Fannie Mae and Freddie Mac will only purchase mortgages that meet certain conditions, one of which is that the principal must be below the conforming limit. This limit
is adjusted every year, if necessary, to reflect any rise or fall in average housing prices. A rise in the conforming limit helps borrowers to:
- Avoid jumbo mortgages. Many lenders will approve mortgages higher than the conforming limit, but these loans -- called jumbo mortgages -- carry a slightly higher interest rate. The difference may be as much as half a percentage point, though it’s typically around one-eighth to one-quarter of a percent more than a fixed-rate conforming mortgage. Jumbo loans carry more risk to the lender and usually involve extra underwriting requirements, and these costs are passed along to the borrower.
- Save on interest payments. The big increase in the conforming limit is good news for home buyers, particularly those looking at homes priced between $359,650 and $417,000. In 2005, a mortgage of $400,000, for example, would have been considered a jumbo loan and would have carried a higher interest rate. In 2006, a loan that size is well under the limit and is therefore likely to carry a more competitive rate. For a 30-year fixed rate mortgage, the difference of a quarter of a percent works out to almost $64 per month.

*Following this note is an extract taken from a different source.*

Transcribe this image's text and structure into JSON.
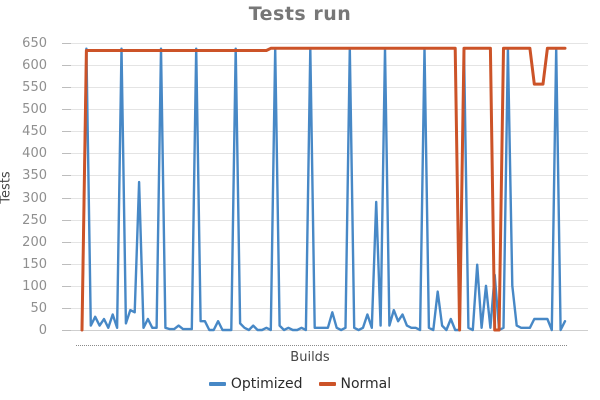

- Refinance and save. If you’re a homeowner who took out a jumbo mortgage when the limit was lower, you may now be able to refinance and obtain a conforming mortgage at a lower rate.
The rise in the conforming limit will not necessarily affect the size of loan for which you will be approved, however. Remember also that low interest rates shouldn’t tempt you into buying more home than you can afford.